ここ千代田区は古くからの名門校が多く、教育熱心な家庭がかなり多い。区としても、教育環境の整備に力を入れているように思う。

また23区の中でも緑が多い街なので、伸び伸びと過ごしやすい場所でもある。

そんな千代田区で受験戦争に巻き込まれ、嫁姑問題に巻き込まれ…。古い家のしがらみの中でがんじがらめになり、自由を奪われた気でいたのだ。

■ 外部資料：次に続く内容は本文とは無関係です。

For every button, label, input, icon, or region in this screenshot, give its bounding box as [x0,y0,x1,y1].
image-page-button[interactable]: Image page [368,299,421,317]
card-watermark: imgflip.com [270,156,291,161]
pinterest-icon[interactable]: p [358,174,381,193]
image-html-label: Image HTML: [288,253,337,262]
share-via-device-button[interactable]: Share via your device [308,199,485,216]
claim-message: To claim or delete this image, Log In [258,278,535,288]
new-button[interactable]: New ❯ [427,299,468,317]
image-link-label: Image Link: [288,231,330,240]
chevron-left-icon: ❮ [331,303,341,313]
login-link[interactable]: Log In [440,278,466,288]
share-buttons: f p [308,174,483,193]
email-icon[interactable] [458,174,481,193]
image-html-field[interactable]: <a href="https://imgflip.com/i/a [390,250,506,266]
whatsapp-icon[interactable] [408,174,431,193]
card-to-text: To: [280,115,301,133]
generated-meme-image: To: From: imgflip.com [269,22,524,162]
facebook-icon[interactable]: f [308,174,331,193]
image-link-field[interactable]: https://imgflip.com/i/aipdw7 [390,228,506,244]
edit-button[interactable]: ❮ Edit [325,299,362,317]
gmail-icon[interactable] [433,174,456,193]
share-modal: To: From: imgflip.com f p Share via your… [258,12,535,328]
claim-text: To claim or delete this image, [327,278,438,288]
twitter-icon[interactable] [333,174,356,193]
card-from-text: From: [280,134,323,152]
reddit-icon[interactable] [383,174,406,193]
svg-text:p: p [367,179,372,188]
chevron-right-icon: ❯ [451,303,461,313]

晴翔が生まれてからは「子育てに専念してほしい」と言われたので、仕事も辞めた。専業主婦なんて嫌だなあとも思ったし、古い家のしきたりに辟易したりもした。

でも考えてみれば、こうやって息子と伸び伸び過ごせる時間と場所がたくさんある。これはある意味、最高のギフトだ。

何より雄二郎のご実家や、彼自身が頑張って稼いできてくれるからこそ、安心して暮らしていける。

「おうちに帰ったら、パパにありがとうって言おう!」
「わかったー。でもなんで?」
「いつもありがとう、って言うだけでいいから」
「はーい」

多くは望まない。ただ家族と子どもが幸せでいてくれたらそれでいい。

少し遠回りをして、皇居の周りを車で走ってみる。春には咲き誇るであろう、綺麗なピンク色の桜の絨毯を思い浮かべながら…。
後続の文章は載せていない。